Keep laughter alive

When Jon Stewart and Stephen Colbert announced their rally, my wife Mary and I immediately made plans to attend. Now that our kids are grown up, we have to turn elsewhere for comedy, so we dashed off to Washington, D.C., to cheer on fake newsmen at a pretend rally.

Like Stewart and Colbert, we didn’t really know what to expect. A “Rally to Restore Sanity” is preposterous: a satire of tea partiers’ futile longing to take back “their” country. After all, this is America: When were we ever sane? But who would show up for such a thing? Angry liberals denouncing the tea party’s facile platitudes? Hippie stoners taking a break from their Adult Swim tweets? Earnest PETA members? Angrily gay marrying welfare mothers? Strident civil rights activists demanding a public option for baby seals?

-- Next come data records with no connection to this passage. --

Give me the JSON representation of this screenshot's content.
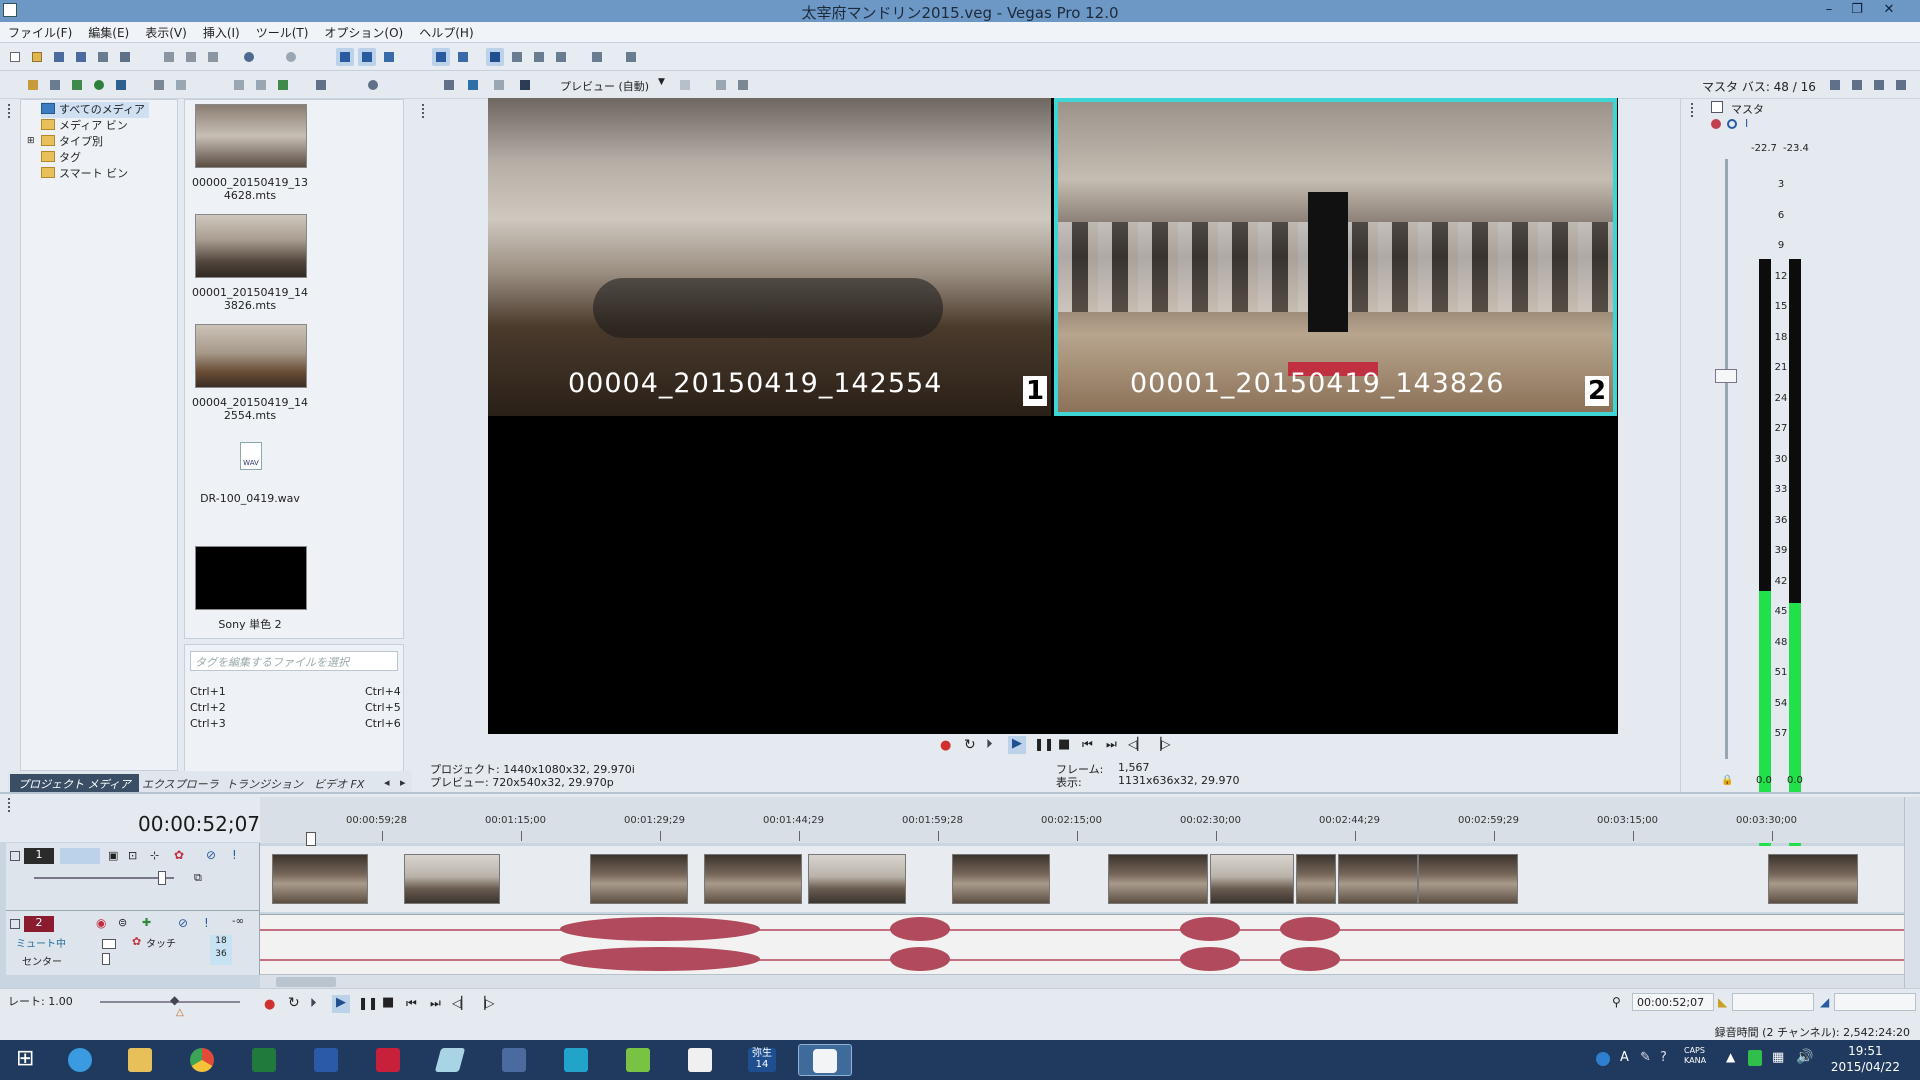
{
  "window": {
    "title": "太宰府マンドリン2015.veg - Vegas Pro 12.0",
    "min": "–",
    "max": "❐",
    "close": "✕"
  },
  "menu": [
    "ファイル(F)",
    "編集(E)",
    "表示(V)",
    "挿入(I)",
    "ツール(T)",
    "オプション(O)",
    "ヘルプ(H)"
  ],
  "media_tree": [
    {
      "label": "すべてのメディア",
      "selected": true
    },
    {
      "label": "メディア ビン"
    },
    {
      "label": "タイプ別"
    },
    {
      "label": "タグ"
    },
    {
      "label": "スマート ビン"
    }
  ],
  "media_items": [
    {
      "name": "00000_20150419_13\n4628.mts",
      "type": "video"
    },
    {
      "name": "00001_20150419_14\n3826.mts",
      "type": "video"
    },
    {
      "name": "00004_20150419_14\n2554.mts",
      "type": "video"
    },
    {
      "name": "DR-100_0419.wav",
      "type": "audio"
    },
    {
      "name": "Sony 単色 2",
      "type": "solid"
    }
  ],
  "tag_placeholder": "タグを編集するファイルを選択",
  "shortcuts_left": [
    "Ctrl+1",
    "Ctrl+2",
    "Ctrl+3"
  ],
  "shortcuts_right": [
    "Ctrl+4",
    "Ctrl+5",
    "Ctrl+6"
  ],
  "bottom_tabs": [
    "プロジェクト メディア",
    "エクスプローラ",
    "トランジション",
    "ビデオ FX"
  ],
  "preview": {
    "mode": "プレビュー (自動)",
    "cam1": {
      "label": "00004_20150419_142554",
      "num": "1"
    },
    "cam2": {
      "label": "00001_20150419_143826",
      "num": "2"
    },
    "project": "プロジェクト:  1440x1080x32, 29.970i",
    "preview_info": "プレビュー:    720x540x32, 29.970p",
    "frame_label": "フレーム:",
    "frame": "1,567",
    "display_label": "表示:",
    "display": "1131x636x32, 29.970"
  },
  "master": {
    "title": "マスタ バス: 48 / 16",
    "label": "マスタ",
    "peak_l": "-22.7",
    "peak_r": "-23.4",
    "ticks": [
      "3",
      "6",
      "9",
      "12",
      "15",
      "18",
      "21",
      "24",
      "27",
      "30",
      "33",
      "36",
      "39",
      "42",
      "45",
      "48",
      "51",
      "54",
      "57"
    ],
    "bottom_l": "0.0",
    "bottom_r": "0.0",
    "level_l": 0.46,
    "level_r": 0.44
  },
  "timeline": {
    "timecode": "00:00:52;07",
    "ruler": [
      "00:00:59;28",
      "00:01:15;00",
      "00:01:29;29",
      "00:01:44;29",
      "00:01:59;28",
      "00:02:15;00",
      "00:02:30;00",
      "00:02:44;29",
      "00:02:59;29",
      "00:03:15;00",
      "00:03:30;00"
    ],
    "track1_num": "1",
    "track2_num": "2",
    "mute": "ミュート中",
    "touch": "タッチ",
    "center": "センター",
    "vol_a": "18",
    "vol_b": "36",
    "rate": "レート: 1.00",
    "cursor": "00:00:52;07"
  },
  "status": "録音時間 (2 チャンネル): 2,542:24:20",
  "taskbar": {
    "yayoi": "弥生\n14",
    "time": "19:51",
    "date": "2015/04/22",
    "caps": "CAPS\nKANA"
  }
}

The answer was none of the above. If there was one adjective to describe the people in attendance, it was “hilarious.” From the time we boarded the Metro (on the eighth try, because the first seven trains were packed) until long after the rally was over, we rarely stopped laughing or smiling.

Although it hadn’t occurred to me ahead of time, it makes sense: Fans of comedy are funny people. Their signs were “Daily Show” worthy. Some were overly polite: “I DISAGREE WITH YOU BUT STILL THINK YOU’RE NICE”; “I’M SORRY IF THIS SIGN IS BLOCKING YOUR VIEW.” Others issued ultimatums: “LET’S AGREE TO DISAGREE”; “GO FORTH AND MASTURBATE.” Others made bold propositions: “I’M NOT GAY BUT JON STEWART IS JON STEWART.” And still others decried our sound-bite society: “PROTEST SIGNS ARE AN INEFFECTUAL MEANS OF COMMUNICATING MY NUANCED VIEWS ON A VARITEY OF ISSUES THAT CANNOT BE REDUCED TO A SIMPLY PITHY SLOGAN.”

The crowd, which appeared to range in age from eight months to 88 years old, was also extremely, touchingly sweet. We saw no shoving, no arguing and no temper tantrums, despite the enormous throng and woefully inadequate speaker system. Clearly, the crowd was several orders of magnitude larger than Comedy Central’s wildest dreams. But no matter: We were all DVRing the onstage antics, which were almost beside the point.

So, the inherent silliness in a rally to “restore sanity” aside, what did the event accomplish? For us, it was more of a religious pilgrimage than a protest rally. We never expected the media to suddenly “take it down a notch” or “reasonableness” to sweep the political landscape. Our elections aren’t decided by those of us who compulsively read newspapers or study the issues. They are decided by people with almost no real information about the candidates but who are easily swayed by the armies of Don Drapers who compose the most compelling narratives. That’s why we get Barack Obama and Al Franken in one election and John Boehner and Rand Paul two years later. So I don’t believe the rally restored sanity, but I do believe in the redemptive power of comedy.

When terrorists flew planes into buildings, Jon Stewart was there to help us cope. When we foolishly and wrongly invaded Iraq, Jon Stewart was there to shine a light on the misadventure. When the Bush administration championed torture, deregulated industry, cut taxes for the rich, destroyed the economy and made America hated around the world, Jon Stewart was there to provide the only true salve: laughter.

Like Twain and Vonnegut before them, Stewart and Colbert have the keen insight and comedic chops to help us laugh through the pain. They can’t deliver sanity, but at least they can bring some funny to the funny farm, and it was an honor to “march” in their “rally.”

While I stood in line to buy Metro passes, Mary made friends with two women who proudly said they were in attendance at Martin Luther King’s 1963 “I Have a Dream Speech” and countless other rallies since. They said this would be their last. I’m proud of America for opening its front porch to all, and I’m delighted those ladies could go out laughing.